Any I/O is handled by a system call invoked by a process. Eventually such a system call will trickle its way down to some appropriate low-level device driver function to perform the actual I/O operation.
I/O can be tricky - to actually get data in and out of the device, various steps may need to be followed, in order and possibly with timing requirements. If these steps are not completed atomically, the next time they are tried, the device may not respond, misbehave, or even cause the system to lockup. These steps may be different and unique for each device, hence why there are so many device drivers.
A well written device driver should know how to deal with the device it's trying to service, so it should not normally experience problems unless there's a driver bug, you're using the wrong driver for the device, or the physical device is failing.
Now that I've read the book "The Design of the Unix Operating Systems" by Maurice Bach, let me answer this question by myself.
In short, making I/O uninterruptible is for the purpose of making the I/O task finish ASAP, without being interfered by signals.
Some related knowledge that I gained from the book:
- The word "uninterruptible" should refer to "uninterruptible sleep". When a process is in uninterruptible sleep, it can NOT be woken up by signals, nor can it handle signals.
- A process handles signals when: a. it is running in kernel mode and is about to return to the user mode. b. it is about to enter and leave sleep state when the sleep is interruptible.
- What happens when a sleeping process is woken up by a signal? It would handle the signal, with the default action being exiting the process. When a process is waiting for I/O completion, you of course do not want it to exit prematurely.

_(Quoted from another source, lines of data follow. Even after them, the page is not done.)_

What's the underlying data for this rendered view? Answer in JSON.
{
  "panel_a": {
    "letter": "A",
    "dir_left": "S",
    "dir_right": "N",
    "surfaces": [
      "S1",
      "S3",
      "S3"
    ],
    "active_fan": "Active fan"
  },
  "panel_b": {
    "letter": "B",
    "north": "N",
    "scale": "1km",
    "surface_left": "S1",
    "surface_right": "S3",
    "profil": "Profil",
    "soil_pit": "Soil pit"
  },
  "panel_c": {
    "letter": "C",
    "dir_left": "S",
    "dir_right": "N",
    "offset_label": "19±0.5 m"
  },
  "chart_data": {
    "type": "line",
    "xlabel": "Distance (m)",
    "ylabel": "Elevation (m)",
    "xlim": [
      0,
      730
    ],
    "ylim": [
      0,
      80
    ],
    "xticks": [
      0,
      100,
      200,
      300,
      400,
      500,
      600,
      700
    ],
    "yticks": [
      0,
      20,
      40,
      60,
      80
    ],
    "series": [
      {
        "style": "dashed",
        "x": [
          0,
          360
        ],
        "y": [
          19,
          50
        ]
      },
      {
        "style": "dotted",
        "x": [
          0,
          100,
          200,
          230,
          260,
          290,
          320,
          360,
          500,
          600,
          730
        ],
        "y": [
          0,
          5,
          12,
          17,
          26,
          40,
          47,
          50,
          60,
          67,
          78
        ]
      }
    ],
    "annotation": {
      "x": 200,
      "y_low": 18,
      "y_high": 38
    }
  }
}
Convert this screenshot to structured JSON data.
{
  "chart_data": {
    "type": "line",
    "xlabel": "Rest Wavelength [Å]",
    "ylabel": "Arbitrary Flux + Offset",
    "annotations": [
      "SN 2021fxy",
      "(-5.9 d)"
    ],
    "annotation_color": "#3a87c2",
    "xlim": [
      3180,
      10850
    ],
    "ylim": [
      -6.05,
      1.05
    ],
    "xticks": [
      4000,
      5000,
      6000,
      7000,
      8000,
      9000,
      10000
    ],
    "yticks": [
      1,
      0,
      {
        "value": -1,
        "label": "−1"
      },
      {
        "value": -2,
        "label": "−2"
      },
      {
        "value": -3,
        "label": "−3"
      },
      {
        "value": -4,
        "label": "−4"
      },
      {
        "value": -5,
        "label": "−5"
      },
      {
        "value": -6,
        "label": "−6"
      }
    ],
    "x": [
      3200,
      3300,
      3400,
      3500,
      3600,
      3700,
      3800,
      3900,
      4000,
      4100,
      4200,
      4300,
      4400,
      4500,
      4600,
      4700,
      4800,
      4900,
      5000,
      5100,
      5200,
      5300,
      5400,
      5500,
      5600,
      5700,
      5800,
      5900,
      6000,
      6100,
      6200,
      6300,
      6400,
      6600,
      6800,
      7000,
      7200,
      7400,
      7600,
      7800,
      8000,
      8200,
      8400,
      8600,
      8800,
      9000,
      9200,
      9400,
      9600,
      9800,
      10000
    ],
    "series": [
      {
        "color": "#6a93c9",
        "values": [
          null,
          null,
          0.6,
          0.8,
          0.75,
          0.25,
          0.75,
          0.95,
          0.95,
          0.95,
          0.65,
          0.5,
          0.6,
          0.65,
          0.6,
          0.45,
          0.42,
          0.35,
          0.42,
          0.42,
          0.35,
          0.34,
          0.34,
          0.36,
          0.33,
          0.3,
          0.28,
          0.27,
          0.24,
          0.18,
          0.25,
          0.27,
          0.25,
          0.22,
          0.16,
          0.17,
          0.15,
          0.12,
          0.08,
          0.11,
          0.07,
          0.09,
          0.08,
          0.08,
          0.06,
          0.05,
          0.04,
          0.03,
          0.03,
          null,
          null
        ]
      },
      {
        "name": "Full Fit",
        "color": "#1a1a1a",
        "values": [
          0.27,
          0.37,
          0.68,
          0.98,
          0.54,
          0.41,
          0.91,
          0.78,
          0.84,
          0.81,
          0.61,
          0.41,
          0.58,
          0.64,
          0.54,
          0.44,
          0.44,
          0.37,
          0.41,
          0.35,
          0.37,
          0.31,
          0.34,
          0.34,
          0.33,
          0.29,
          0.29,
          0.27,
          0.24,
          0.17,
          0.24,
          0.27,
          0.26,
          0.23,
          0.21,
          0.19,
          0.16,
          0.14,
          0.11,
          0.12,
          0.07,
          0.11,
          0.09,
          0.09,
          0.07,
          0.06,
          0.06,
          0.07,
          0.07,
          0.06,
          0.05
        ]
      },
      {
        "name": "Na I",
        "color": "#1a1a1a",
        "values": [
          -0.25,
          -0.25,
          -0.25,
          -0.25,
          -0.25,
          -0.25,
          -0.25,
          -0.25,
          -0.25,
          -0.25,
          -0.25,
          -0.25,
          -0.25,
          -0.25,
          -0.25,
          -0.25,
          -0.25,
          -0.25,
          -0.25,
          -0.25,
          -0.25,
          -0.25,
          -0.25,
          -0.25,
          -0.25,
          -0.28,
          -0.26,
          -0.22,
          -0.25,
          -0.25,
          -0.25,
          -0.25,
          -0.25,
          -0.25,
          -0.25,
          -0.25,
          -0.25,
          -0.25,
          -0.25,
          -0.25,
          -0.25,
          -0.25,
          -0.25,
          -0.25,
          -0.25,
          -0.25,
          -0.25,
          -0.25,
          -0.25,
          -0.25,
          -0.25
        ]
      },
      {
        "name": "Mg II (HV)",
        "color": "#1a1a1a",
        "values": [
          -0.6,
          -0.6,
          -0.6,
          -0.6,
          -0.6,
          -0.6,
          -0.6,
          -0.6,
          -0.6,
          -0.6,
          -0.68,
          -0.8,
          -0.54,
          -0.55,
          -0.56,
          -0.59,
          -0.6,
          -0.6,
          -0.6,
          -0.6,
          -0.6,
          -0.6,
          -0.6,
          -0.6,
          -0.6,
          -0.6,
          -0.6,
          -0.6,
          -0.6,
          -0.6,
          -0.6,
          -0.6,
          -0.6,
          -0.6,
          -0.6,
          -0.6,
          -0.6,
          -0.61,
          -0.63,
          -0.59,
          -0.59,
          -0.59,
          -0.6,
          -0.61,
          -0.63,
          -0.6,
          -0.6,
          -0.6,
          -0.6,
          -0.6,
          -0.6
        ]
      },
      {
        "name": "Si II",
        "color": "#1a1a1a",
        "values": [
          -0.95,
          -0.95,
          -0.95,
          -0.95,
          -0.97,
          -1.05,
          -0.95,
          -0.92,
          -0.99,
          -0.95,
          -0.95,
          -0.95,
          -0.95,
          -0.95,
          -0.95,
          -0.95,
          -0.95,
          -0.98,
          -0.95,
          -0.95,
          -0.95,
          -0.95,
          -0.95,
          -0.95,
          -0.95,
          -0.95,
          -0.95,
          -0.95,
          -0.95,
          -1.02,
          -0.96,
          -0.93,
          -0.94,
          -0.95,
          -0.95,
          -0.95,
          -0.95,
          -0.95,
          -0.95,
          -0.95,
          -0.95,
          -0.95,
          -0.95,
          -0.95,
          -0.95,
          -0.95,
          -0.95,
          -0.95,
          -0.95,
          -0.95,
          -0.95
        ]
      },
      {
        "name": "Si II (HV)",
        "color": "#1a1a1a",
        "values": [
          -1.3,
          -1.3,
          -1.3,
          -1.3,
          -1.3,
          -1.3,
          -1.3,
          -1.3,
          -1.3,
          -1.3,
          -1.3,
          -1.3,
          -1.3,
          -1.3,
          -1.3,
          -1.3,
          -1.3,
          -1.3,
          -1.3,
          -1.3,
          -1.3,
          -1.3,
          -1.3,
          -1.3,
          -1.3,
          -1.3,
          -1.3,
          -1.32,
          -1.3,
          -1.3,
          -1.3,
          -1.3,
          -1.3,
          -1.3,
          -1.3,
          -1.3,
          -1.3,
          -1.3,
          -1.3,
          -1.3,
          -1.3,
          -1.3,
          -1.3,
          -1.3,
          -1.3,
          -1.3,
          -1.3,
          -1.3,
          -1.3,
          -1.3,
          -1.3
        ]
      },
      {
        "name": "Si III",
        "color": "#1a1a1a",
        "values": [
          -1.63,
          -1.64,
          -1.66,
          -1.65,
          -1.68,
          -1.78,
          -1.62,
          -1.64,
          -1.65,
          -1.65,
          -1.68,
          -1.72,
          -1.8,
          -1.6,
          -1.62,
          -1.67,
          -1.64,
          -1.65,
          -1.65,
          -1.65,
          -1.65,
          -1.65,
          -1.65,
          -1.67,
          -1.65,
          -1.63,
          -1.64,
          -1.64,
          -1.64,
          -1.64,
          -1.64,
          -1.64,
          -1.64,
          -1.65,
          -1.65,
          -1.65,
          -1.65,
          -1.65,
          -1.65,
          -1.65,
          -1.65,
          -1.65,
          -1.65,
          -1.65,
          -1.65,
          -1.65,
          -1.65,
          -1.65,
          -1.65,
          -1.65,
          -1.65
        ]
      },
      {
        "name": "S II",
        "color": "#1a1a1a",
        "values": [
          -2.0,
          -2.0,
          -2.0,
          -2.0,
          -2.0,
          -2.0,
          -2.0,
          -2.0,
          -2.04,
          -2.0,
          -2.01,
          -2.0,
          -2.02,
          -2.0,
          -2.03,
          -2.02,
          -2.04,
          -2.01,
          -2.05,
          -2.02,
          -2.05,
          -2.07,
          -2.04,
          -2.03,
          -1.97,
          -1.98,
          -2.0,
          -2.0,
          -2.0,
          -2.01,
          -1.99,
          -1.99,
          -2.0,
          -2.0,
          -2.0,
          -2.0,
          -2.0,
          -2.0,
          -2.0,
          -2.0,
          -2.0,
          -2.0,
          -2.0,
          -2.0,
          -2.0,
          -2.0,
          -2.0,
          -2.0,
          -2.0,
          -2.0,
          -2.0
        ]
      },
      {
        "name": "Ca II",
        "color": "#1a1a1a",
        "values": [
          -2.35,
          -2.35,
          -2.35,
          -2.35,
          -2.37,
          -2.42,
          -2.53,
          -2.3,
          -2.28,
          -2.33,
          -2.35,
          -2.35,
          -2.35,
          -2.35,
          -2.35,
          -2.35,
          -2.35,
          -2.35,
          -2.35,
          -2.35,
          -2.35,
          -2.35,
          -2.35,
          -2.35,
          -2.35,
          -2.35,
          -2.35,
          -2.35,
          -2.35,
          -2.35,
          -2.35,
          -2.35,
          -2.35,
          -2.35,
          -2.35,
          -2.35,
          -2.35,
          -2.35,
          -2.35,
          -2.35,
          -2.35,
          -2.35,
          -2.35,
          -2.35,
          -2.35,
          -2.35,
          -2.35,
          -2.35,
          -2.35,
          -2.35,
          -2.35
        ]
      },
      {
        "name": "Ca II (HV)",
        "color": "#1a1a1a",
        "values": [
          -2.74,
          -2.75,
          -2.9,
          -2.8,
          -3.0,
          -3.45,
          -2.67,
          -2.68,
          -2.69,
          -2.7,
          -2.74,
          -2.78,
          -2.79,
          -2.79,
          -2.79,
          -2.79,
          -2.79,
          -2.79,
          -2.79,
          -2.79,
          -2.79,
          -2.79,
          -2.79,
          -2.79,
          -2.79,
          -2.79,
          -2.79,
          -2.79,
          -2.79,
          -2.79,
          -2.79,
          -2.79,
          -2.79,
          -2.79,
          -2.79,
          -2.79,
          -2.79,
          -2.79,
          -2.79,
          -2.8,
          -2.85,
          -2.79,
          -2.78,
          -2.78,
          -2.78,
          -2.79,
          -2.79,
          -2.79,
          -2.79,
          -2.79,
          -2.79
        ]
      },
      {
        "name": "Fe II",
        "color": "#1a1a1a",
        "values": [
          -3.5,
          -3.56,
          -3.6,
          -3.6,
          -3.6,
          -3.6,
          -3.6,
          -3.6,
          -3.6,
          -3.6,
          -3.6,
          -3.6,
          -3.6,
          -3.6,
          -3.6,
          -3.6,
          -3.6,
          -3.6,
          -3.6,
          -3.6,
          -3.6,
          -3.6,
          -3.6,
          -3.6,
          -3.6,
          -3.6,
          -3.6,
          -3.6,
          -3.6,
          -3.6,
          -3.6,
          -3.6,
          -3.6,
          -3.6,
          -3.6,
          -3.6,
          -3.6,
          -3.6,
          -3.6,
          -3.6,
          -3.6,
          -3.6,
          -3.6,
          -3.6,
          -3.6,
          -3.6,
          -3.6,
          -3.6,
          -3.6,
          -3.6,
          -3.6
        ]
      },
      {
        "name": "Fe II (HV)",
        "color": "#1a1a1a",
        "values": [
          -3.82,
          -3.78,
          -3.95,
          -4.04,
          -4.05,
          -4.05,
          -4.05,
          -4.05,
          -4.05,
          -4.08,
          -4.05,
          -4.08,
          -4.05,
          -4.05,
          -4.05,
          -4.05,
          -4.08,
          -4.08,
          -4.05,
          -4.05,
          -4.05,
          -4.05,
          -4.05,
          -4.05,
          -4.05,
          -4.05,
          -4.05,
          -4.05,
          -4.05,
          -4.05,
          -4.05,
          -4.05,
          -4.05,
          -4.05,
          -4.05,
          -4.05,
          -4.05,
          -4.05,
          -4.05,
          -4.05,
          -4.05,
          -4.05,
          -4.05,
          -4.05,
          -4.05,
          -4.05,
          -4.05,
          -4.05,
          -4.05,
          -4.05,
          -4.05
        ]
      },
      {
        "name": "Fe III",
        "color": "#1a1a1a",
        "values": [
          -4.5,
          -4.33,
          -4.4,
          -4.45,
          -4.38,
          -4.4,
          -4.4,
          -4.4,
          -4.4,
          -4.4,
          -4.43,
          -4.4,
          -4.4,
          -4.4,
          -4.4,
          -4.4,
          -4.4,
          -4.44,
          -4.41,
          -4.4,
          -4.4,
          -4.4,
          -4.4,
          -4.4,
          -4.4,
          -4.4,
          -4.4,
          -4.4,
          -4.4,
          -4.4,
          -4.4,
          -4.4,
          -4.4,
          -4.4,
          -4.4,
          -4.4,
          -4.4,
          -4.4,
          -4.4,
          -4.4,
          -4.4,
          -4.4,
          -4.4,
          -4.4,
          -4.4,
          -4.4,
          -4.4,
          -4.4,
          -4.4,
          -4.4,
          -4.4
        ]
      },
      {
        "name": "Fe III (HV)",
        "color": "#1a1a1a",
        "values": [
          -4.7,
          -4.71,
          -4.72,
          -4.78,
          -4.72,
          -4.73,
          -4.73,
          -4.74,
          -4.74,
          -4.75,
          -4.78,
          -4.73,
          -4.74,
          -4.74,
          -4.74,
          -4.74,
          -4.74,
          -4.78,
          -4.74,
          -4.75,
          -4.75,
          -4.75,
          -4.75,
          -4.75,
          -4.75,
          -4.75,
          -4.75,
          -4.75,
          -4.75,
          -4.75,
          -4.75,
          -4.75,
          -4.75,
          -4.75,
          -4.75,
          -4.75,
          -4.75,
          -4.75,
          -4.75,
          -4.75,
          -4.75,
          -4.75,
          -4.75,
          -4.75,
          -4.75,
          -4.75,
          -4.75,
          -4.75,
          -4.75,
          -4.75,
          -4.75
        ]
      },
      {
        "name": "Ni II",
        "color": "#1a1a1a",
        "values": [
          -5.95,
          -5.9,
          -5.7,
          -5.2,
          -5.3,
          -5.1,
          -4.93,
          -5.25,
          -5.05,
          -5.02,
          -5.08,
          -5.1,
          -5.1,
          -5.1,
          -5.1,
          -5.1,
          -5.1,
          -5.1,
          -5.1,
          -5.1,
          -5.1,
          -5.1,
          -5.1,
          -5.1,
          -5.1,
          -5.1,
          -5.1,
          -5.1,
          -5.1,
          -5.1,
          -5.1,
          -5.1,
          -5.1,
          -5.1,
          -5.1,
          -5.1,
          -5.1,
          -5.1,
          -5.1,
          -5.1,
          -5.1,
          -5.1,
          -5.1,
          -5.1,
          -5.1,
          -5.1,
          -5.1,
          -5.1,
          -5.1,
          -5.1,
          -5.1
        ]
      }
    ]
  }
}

Some code paths in the kernel are marked uninterruptible, mostly because the code has to comply to strict timing (to answer to a device) or because it is doing something that doesn't admit interference. In Linux' case, most to the former has been pushed out to independent in-kernel treads, and the second ones have been mostly erradicated (I suspect mostly under pressure from the current multi-CPU machines). I.e., it has been some time now that I haven't seen a process in uninterruptible sleep.